Does heat flow always in the direction of maximum decrease?

I was wondering if at a given gradient temperature heat could flow in any direction satisfying moving from a higher to a lower temperature. Or it can only flow in the direction of gradient? Consider a point $$(x_0,y_0,z_0)$$ where $$T_0=T(x_0,y_0,z_0)$$ and $$T_1$$, $$T_2$$ are the temperatures of two points very close to the $$(x_0,y_0,z_0)$$. It is true that $$T_0>T_1>T_2$$. Would some amount of heat flow to the point with $$T_1$$ and another amount to the point with $$T_2$$ or all the heat would flow to the point with the maximum temperature difference? What if $$T_1=T_2$$?

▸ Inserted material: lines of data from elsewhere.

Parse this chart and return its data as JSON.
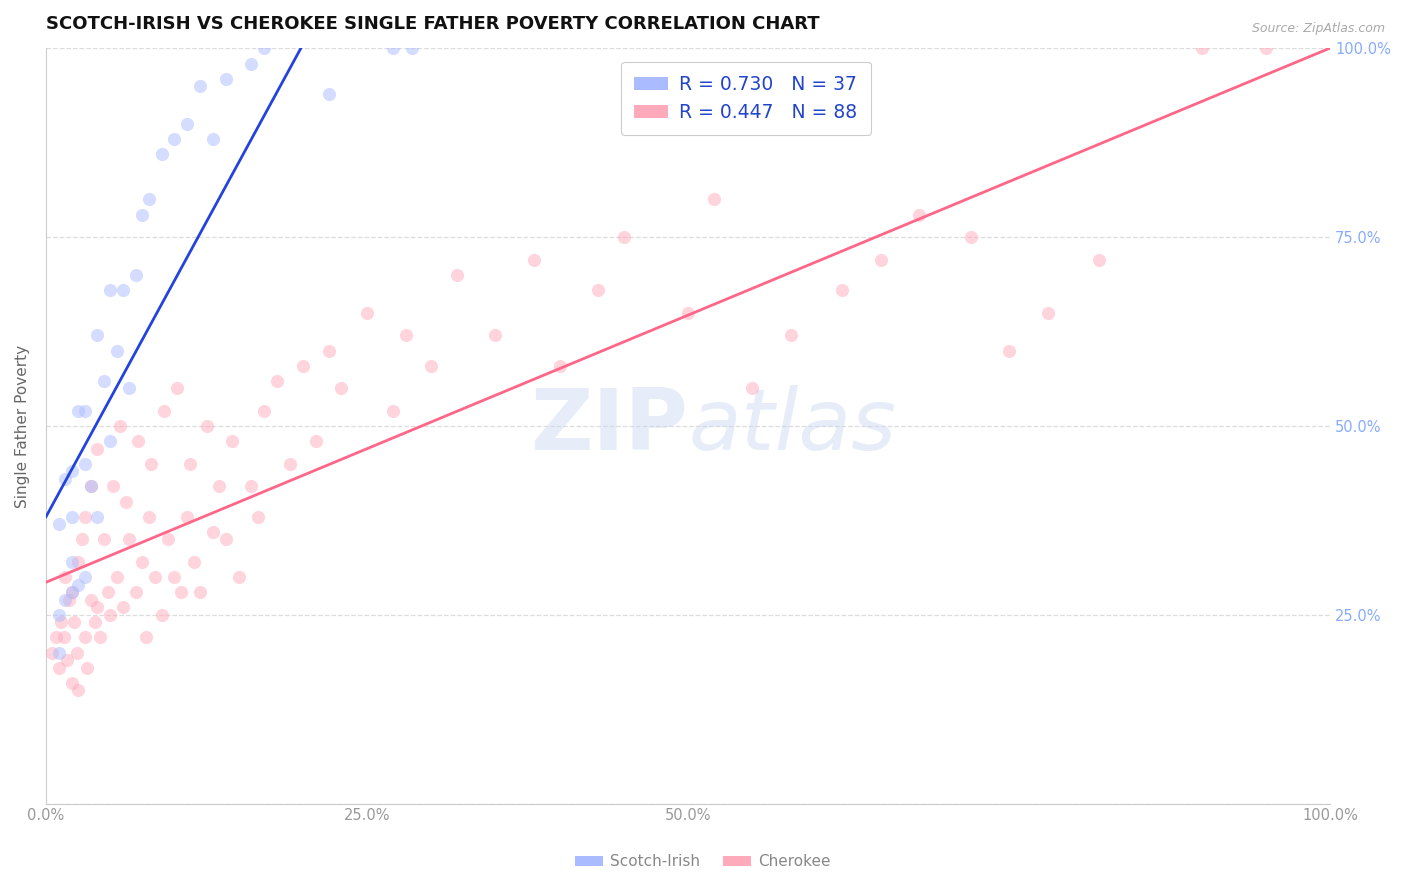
{
  "title": "SCOTCH-IRISH VS CHEROKEE SINGLE FATHER POVERTY CORRELATION CHART",
  "source": "Source: ZipAtlas.com",
  "ylabel": "Single Father Poverty",
  "watermark_text": "ZIPatlas",
  "scotch_irish": {
    "label": "Scotch-Irish",
    "R": 0.73,
    "N": 37,
    "dot_color": "#aabbff",
    "line_color": "#2244dd",
    "x": [
      0.01,
      0.01,
      0.01,
      0.015,
      0.015,
      0.02,
      0.02,
      0.02,
      0.02,
      0.025,
      0.025,
      0.03,
      0.03,
      0.03,
      0.035,
      0.04,
      0.04,
      0.045,
      0.05,
      0.05,
      0.055,
      0.06,
      0.065,
      0.07,
      0.075,
      0.08,
      0.09,
      0.1,
      0.11,
      0.12,
      0.13,
      0.14,
      0.16,
      0.17,
      0.22,
      0.27,
      0.285
    ],
    "y": [
      0.2,
      0.25,
      0.37,
      0.27,
      0.43,
      0.28,
      0.32,
      0.38,
      0.44,
      0.29,
      0.52,
      0.3,
      0.45,
      0.52,
      0.42,
      0.38,
      0.62,
      0.56,
      0.48,
      0.68,
      0.6,
      0.68,
      0.55,
      0.7,
      0.78,
      0.8,
      0.86,
      0.88,
      0.9,
      0.95,
      0.88,
      0.96,
      0.98,
      1.0,
      0.94,
      1.0,
      1.0
    ]
  },
  "cherokee": {
    "label": "Cherokee",
    "R": 0.447,
    "N": 88,
    "dot_color": "#ffaabb",
    "line_color": "#ff6688",
    "x": [
      0.005,
      0.008,
      0.01,
      0.012,
      0.014,
      0.015,
      0.016,
      0.018,
      0.02,
      0.02,
      0.022,
      0.024,
      0.025,
      0.025,
      0.028,
      0.03,
      0.03,
      0.032,
      0.035,
      0.035,
      0.038,
      0.04,
      0.04,
      0.042,
      0.045,
      0.048,
      0.05,
      0.052,
      0.055,
      0.058,
      0.06,
      0.062,
      0.065,
      0.07,
      0.072,
      0.075,
      0.078,
      0.08,
      0.082,
      0.085,
      0.09,
      0.092,
      0.095,
      0.1,
      0.102,
      0.105,
      0.11,
      0.112,
      0.115,
      0.12,
      0.125,
      0.13,
      0.135,
      0.14,
      0.145,
      0.15,
      0.16,
      0.165,
      0.17,
      0.18,
      0.19,
      0.2,
      0.21,
      0.22,
      0.23,
      0.25,
      0.27,
      0.28,
      0.3,
      0.32,
      0.35,
      0.38,
      0.4,
      0.43,
      0.45,
      0.5,
      0.52,
      0.55,
      0.58,
      0.62,
      0.65,
      0.68,
      0.72,
      0.75,
      0.78,
      0.82,
      0.9,
      0.95
    ],
    "y": [
      0.2,
      0.22,
      0.18,
      0.24,
      0.22,
      0.3,
      0.19,
      0.27,
      0.16,
      0.28,
      0.24,
      0.2,
      0.32,
      0.15,
      0.35,
      0.22,
      0.38,
      0.18,
      0.27,
      0.42,
      0.24,
      0.26,
      0.47,
      0.22,
      0.35,
      0.28,
      0.25,
      0.42,
      0.3,
      0.5,
      0.26,
      0.4,
      0.35,
      0.28,
      0.48,
      0.32,
      0.22,
      0.38,
      0.45,
      0.3,
      0.25,
      0.52,
      0.35,
      0.3,
      0.55,
      0.28,
      0.38,
      0.45,
      0.32,
      0.28,
      0.5,
      0.36,
      0.42,
      0.35,
      0.48,
      0.3,
      0.42,
      0.38,
      0.52,
      0.56,
      0.45,
      0.58,
      0.48,
      0.6,
      0.55,
      0.65,
      0.52,
      0.62,
      0.58,
      0.7,
      0.62,
      0.72,
      0.58,
      0.68,
      0.75,
      0.65,
      0.8,
      0.55,
      0.62,
      0.68,
      0.72,
      0.78,
      0.75,
      0.6,
      0.65,
      0.72,
      1.0,
      1.0
    ]
  },
  "xlim": [
    0.0,
    1.0
  ],
  "ylim": [
    0.0,
    1.0
  ],
  "background_color": "#ffffff",
  "grid_color": "#dddddd",
  "title_fontsize": 13,
  "axis_label_fontsize": 11,
  "tick_fontsize": 10.5,
  "marker_size": 90,
  "marker_alpha": 0.5,
  "line_width": 2.0
}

• In your example, some energy would flow to $T_1$, and some would flow to $T_2$. If $T_1=T_2$, then equal amounts of energy would flow to each point (assuming 1 dimension or isotropic thermal conductivity). Can you please state your question more clearly? – Drew Apr 12 '20 at 21:04
• I think this wikipedia article will help en.wikipedia.org/wiki/Fick%27s_laws_of_diffusion – Ofek Gillon Apr 13 '20 at 12:00
• I asked this because Fourier law is written in terms of the gradient $$\overrightarrow{q}=-k\nabla T$$ and was thinking if the amount of heat that lefts from a point would be distributed over the local points with lower temperatures or will only flow to the local point of lowest temperature (according to gradient)? – Antonios Sarikas Apr 15 '20 at 14:18

In your example, if $$T_1 = T_2$$ points $$1$$ and $$2$$ are at the same level surface, and there is no flow between that points.
One can also think about it in the following way. At point $$0$$, the temperature is higher than at point $$1$$ and $$2$$. What it means is that the molecules of the medium at point $$0$$ are "jiggling" more rapidly than the molecules at points $$1$$ and $$2$$. These rapidly moving molecules at point $$0$$ will exchange momentum with neighboring molecules, which are "jiggling" little slower, making them "jiggle" little faster. This "jiggling" will "propagate" towards point $$1$$ as well as towards point $$2$$, the difference is that "the rate of propagation" of this "jiggling" $$(\propto \nabla T)$$ towards point $$2$$ will be larger than it is towards point $$1$$ because $$T_0>T_1>T_2$$. The "propagation of jiggling" is called heat transfer and "the rate of propagation" is related to the heat flux $$\mathbf{q}$$. Of course to calculate "total amount of heat transfer", one has to consider where the points $$1$$ and $$2$$ lie relative to point $$0$$, are they on the same line? Is point $$1$$ closer to point $$0$$ than the point $$2$$? How much time has elapsed? Are the points maintained at constant temperature? The situation may become even more complicated if the medium is a fluid! Hope this gives the idea and probably now you can guess what happens if $$T_1=T_2$$.